For a moment, he considered lying, but she would see through him easily with her sense of smell. "Not hungry."

"You eat not because you are hungry, but because it keeps you alive," hissed Kismet as she made her way toward the spring to refill the water bag. "You will eat a number of beetles, and later I will go and get you some fish."

"But why?" He mustered the last of his strength to raise the water bag.

"I already told you—to stay alive."

Achilles did not look up. "Perhaps that is not worth it."

"Henry." He did not react. "I have already told you that I will not let you die, even if only for the sake of all I've invested in you. You are worth so much more than the bit of effort it takes to keep you alive, pup. This is nothing. You know that I would leap into that arena and prevent your death myself if that is what it takes."

"But why?"

"Because you are not done yet!" she hissed, voice breaking. Her eye was on him for a moment too long, revealing an expression of utter desperation that she quickly concealed. "Eat," she ordered a moment later. "Lest, you know, I will stuff it all down your throat."

***

Log . . .

There is no purpose. No meaning. I am devoid of everything. I crave light, but I cannot find any. There is no light anywhere to be found. Was there not light within me at one point?
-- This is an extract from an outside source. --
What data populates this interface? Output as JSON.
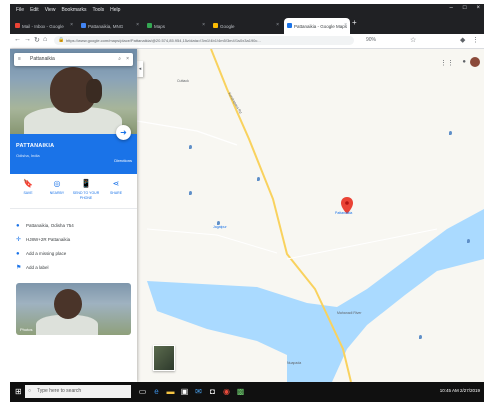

Was I not light?

I am crawling down a pitch-dark, silent tunnel, eagerly devouring every crumb of distraction, of otherness, that I find in my way, no matter how revolting it tastes or whether I am overcome with the immediate impulse to vomit it back out. I am disgusted with myself for it, but I cannot stop. I have to stay high. Stay high. Stay high. Stay high. Stay in this wretched play pretend where I can fool myself into feeling joy, even if only for a moment.

I want to feel joy again. I want to feel purpose. Did I not have a purpose? A goal? I had a . . . challenge. To be successful. And for an all-too-brief moment, it appeared as though I had prevailed. But the truth was that I failed and lost everything.

I want to fly, but I cannot. I cannot fly because I cannot change. Because I am no more than a walking corpse. Corpses don't walk, but I'm empty and hollow. And I do not want to walk. I don't want to move. When I touch my skin, it feels waxy and dead. Sometimes it doesn't even hurt.

Running in circles is eternal. It persists indefinitely in its infinite loop. There was an end to it on the island. I merely had to leave, but there was a voice back then that did not want me to leave. No matter how much I crave it, that voice no longer speaks to me.

When you have no purpose, you search, as someone once said. Who . . . said that? I should know this. Someone . . . said—about searching—that it doesn't always equal being out there in danger. That it means dedicating a portion of your life to preparing for what's to come. Is that not what he said? What . . . who said that? Why can I not . . . WHY CAN I NOT I MUST REMEMBER I KNOW THIS HELP HELP HE

I remember I he Henry lived. But I am not Henry. Something . . . happened. I remember "I" was someone . . . somewhere HOME, no?

Where was HOME?

Where . . . is HOME?

Who is . . . HOME. HOME. HOME. HOME. I'm not home now. I'm not safe now. I'm not . . . HENRY now. I truly am dead, no? Perhaps that is why I cannot die anymore. I am already dead . . . in Tartarus. Is it not my cycle of torment to strive for greatness only to lose it all? And then strive again, because that is what I do. I shall no longer try.

I remember . . . The reaper came to guide me. I . . . think I might have become lost along the way.

***

"Pup . . . what the hell are you doing?"

In and out. In and out. The water it had been . . . this lake, this water—this was where it had all begun, no? Or had it begun back on the island? At the cliff? Had he been doomed ever since?

"Henry?"

"Is betrayed me!" Achilles yelled, kicking the water and nearly tripping. His grip on Mys' handle loosened, and the dagger nearly slipped from his hand. "Ish all the lakes . . . s fault. Ish all sharted here. I'm certain it did. It's to take back what it did to me. I'd like you to say s . . . "forgive me", you hear?!" The walls resounded with his voice, but he was met with silence.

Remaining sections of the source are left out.